Belle of Liberty

Letting Freedom Ring

Sunday, February 05, 2012

The Sports Jinx

I will not be watching the Super Bowl this evening. In my household, I have been officially banned from watching all professional sports. My mother invited me over for the Super Bowl today and I had to remind her of the ban.

Since elementary school, team sports and I have had a very bad relationship. I was one of those awkward, gangly kids with no coordination, or comprehension of the scoring rules, who was always picked last for any team. I was an expert dandelion counter, cast into the nether regions of the outfield where there was never a danger of any ball dropping.

It’s not exactly because I don’t enjoy sports. As long as I didn’t have to participate, I always enjoyed a rousing game of football in high school. Just as exonerated by fellow musicians in the high school band as I was by any team, I was left to myself to watch he game from the upper bleachers and paying more attention than my more social-conscious band mates, I always knew what was going on.

We had a good team that went on to the finals in my senior year. It was after that that I became afflicted by jinxitis. We’d be watching some football or baseball game on television when I began to notice that whenever I was in the room, the favored team took a nosedive. As soon as I left, they recovered.

Some years ago, when the Mets were playing in the World Series, my mother and I were at Big Brother’s house to watch the game. Luckily, we’d come in separate cars. I wasn’t at all interested in the game and wanted to go home. They were insistent that I stay, however. So I warned them that I was a jinx against the Mets; if they didn’t let me go home, the Mets would magically start losing.

They scoffed at such superstitious nonsense. So I stayed and what happened - the Mets started losing. Big Brother was in his Thirties but I thought for certain he would have a coronary. As baseball fans are wont to do, he started jumping up and down, red in the face, cursing at the television.

“I told you so,” I remarked.

“What?!” he bellowed. He looked from me to the television. The Mets were losing badly. Baseballs were rolling right between the Mets’ legs, as though they were some Little League team in their first season.

“Get out! Get out, get out, get out! Go home!” he thundered. “Get out of my house! Go home! Don’t turn on the radio on the way home and don’t even turn your TV on when you get there!!”
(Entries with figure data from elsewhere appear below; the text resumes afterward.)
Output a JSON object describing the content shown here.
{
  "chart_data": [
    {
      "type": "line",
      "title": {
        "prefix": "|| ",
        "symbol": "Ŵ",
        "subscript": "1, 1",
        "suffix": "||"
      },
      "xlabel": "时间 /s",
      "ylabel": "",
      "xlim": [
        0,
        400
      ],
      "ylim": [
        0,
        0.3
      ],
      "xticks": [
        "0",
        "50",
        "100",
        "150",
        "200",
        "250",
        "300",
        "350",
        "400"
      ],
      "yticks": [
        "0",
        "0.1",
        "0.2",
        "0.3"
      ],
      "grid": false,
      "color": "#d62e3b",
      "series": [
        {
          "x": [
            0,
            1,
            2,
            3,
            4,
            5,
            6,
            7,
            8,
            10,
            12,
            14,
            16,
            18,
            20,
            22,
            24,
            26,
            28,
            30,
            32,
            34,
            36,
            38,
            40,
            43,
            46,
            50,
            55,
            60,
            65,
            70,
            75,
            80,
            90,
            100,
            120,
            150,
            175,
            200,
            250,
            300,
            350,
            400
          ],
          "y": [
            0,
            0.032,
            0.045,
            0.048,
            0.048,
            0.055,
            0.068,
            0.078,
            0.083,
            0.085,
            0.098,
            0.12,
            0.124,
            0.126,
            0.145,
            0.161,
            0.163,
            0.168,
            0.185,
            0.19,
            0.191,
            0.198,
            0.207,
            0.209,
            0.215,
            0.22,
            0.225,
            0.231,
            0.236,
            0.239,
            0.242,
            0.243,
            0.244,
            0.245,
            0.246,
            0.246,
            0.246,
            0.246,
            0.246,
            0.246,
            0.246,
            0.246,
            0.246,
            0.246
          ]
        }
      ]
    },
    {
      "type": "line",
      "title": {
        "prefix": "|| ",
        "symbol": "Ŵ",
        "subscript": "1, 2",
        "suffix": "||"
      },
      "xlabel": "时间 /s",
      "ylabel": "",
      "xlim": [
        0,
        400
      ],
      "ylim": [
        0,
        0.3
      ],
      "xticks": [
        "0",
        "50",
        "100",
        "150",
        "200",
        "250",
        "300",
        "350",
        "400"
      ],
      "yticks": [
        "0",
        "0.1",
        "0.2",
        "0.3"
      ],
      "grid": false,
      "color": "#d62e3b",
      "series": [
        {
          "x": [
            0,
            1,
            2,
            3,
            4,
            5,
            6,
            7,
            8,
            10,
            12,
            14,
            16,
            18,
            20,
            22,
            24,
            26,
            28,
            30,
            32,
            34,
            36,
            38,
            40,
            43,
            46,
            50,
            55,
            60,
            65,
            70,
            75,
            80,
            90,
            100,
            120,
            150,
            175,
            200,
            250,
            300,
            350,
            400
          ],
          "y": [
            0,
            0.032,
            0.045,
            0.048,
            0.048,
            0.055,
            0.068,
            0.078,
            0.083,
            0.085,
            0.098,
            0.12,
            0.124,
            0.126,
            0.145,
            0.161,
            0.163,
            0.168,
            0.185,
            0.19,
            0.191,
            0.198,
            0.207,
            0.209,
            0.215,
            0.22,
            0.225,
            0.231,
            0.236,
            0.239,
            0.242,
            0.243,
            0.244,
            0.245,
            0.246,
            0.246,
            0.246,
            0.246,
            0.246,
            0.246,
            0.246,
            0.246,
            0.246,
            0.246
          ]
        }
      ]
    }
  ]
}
Not only was I allowed to leave and released from the misery of watching a game in which I had no interest, but I was actually thrown out of my brother’s home (his then-wife wasn’t at home at the time; when she found out, she was furious until I told her I wanted to go home but they wouldn’t let me go).

Telling my supervisor, he banned me from even watching the commercials. He was nice about it, but he said, “Watch the commercials on the Internet; don’t watch the game itself.”

So I agreed that I would. The game is about to start soon. I have to call Mom and Big Brother to make arrangements this week for a car ride as one of the windshield wipers broke on my car. I must call them soon, since the game will be starting in a little over an hour.

I’m going to tell them if they don’t promise to give me a ride to and from the car dealer that I’ll turn the game on tonight.